Thursday, July 22, 2004

let's take a walk into the sky

conversing with the stars to fathom why

they're not afraid to burn

to lose themselves while turning into light

Wednesday and i couldn't take it anymore.  Anger can't survive if no one expects it.  I was a little pink (and flowery!) punjabi girl for the day, complete with my little milk-can-on-head and corn-in-apron playact with joeun as director.  I think if i were indian and had to wear pretty silky things that flounce around the ankles everyday, i'd be quite a demure soul who thought of flowers and marriages all day long.  But i'm not.  Last year's racial harmony day was more of an affair.  It was when i realised how special our class was.  Oh weren't we the enthusiastic young things back then, entirely decked out in colours, even the guys, for all the canteen to see (and admire and judge and snub or whatever, but it was fun).  And running from class to class in garments that really weren't good for running.  And pictures, and more pictures.  And admiring svelte waists. And winning the rice crackers for which we had apparently dressed up to win.  This year it was a casual fun thing, the last we would ever have.  This is where i drift into thoughts of how i miss school already even before it's over.

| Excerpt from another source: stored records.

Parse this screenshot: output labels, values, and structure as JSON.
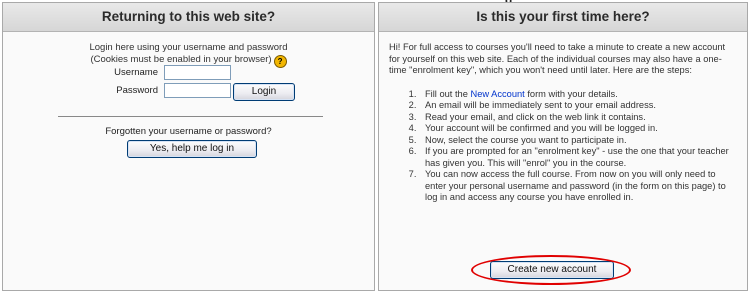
{
  "returning": {
    "header": "Returning to this web site?",
    "intro_line1": "Login here using your username and password",
    "intro_line2": "(Cookies must be enabled in your browser)",
    "help_glyph": "?",
    "username_label": "Username",
    "username_value": "",
    "password_label": "Password",
    "password_value": "",
    "login_button": "Login",
    "forgot_text": "Forgotten your username or password?",
    "help_button": "Yes, help me log in"
  },
  "first_time": {
    "header": "Is this your first time here?",
    "intro": "Hi! For full access to courses you'll need to take a minute to create a new account for yourself on this web site. Each of the individual courses may also have a one-time \"enrolment key\", which you won't need until later. Here are the steps:",
    "step1_before": "Fill out the ",
    "step1_link": "New Account",
    "step1_after": " form with your details.",
    "step2": "An email will be immediately sent to your email address.",
    "step3": "Read your email, and click on the web link it contains.",
    "step4": "Your account will be confirmed and you will be logged in.",
    "step5": "Now, select the course you want to participate in.",
    "step6": "If you are prompted for an \"enrolment key\" - use the one that your teacher has given you. This will \"enrol\" you in the course.",
    "step7": "You can now access the full course. From now on you will only need to enter your personal username and password (in the form on this page) to log in and access any course you have enrolled in.",
    "create_button": "Create new account"
  },
  "clipped_top_text": "g",
  "colors": {
    "highlight_oval": "#e00000",
    "link": "#0033cc",
    "panel_border": "#a9a9a9"
  }
}
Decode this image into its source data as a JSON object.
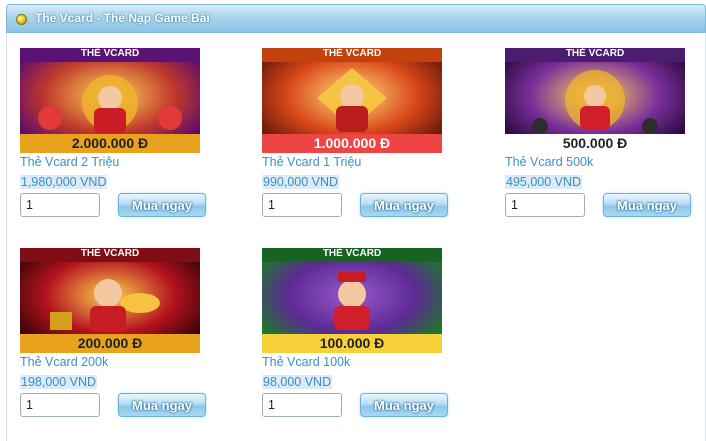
{
  "header": {
    "title": "Thẻ Vcard - Thẻ Nạp Game Bài",
    "icon": "coin-icon"
  },
  "products": [
    {
      "name": "Thẻ Vcard 2 Triệu",
      "price": "1,980,000 VND",
      "quantity": "1",
      "buy_label": "Mua ngay",
      "card_brand": "THẺ VCARD",
      "card_amount": "2.000.000 Đ",
      "theme": "#b0151c"
    },
    {
      "name": "Thẻ Vcard 1 Triệu",
      "price": "990,000 VND",
      "quantity": "1",
      "buy_label": "Mua ngay",
      "card_brand": "THẺ VCARD",
      "card_amount": "1.000.000 Đ",
      "theme": "#d9471a"
    },
    {
      "name": "Thẻ Vcard 500k",
      "price": "495,000 VND",
      "quantity": "1",
      "buy_label": "Mua ngay",
      "card_brand": "THẺ VCARD",
      "card_amount": "500.000 Đ",
      "theme": "#7a2e9a"
    },
    {
      "name": "Thẻ Vcard 200k",
      "price": "198,000 VND",
      "quantity": "1",
      "buy_label": "Mua ngay",
      "card_brand": "THẺ VCARD",
      "card_amount": "200.000 Đ",
      "theme": "#b3121e"
    },
    {
      "name": "Thẻ Vcard 100k",
      "price": "98,000 VND",
      "quantity": "1",
      "buy_label": "Mua ngay",
      "card_brand": "THẺ VCARD",
      "card_amount": "100.000 Đ",
      "theme": "#1c7a2a"
    }
  ]
}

I can see it as clearly as if it were in picture form.  There was an obstacle of the location last week, and this week another obstacle presents itself in the form of lethargy, discouragement, faithlessness.  But away with all those obstacles.  They are nothing in the face of the Almighty God.  Like Gimli when he said, "There's a small chance of success and the certainty of death.  So what are we waiting for?"  I have that feeling again, that wonderful feeling of being at the threshold of something greater, something beyond what i know.  Freefalling.  I know what i need to let go of before i can truly soar, but as it is, i'm still torn between this and that.

An extraordinary Love

offers heal for hurt and kind for cruelty

Words are not enough

Revolution might begin with you and me

All i want to be now is a star that loses itself so it can turn into light.  Maybe alone, but that may be how it will have to be.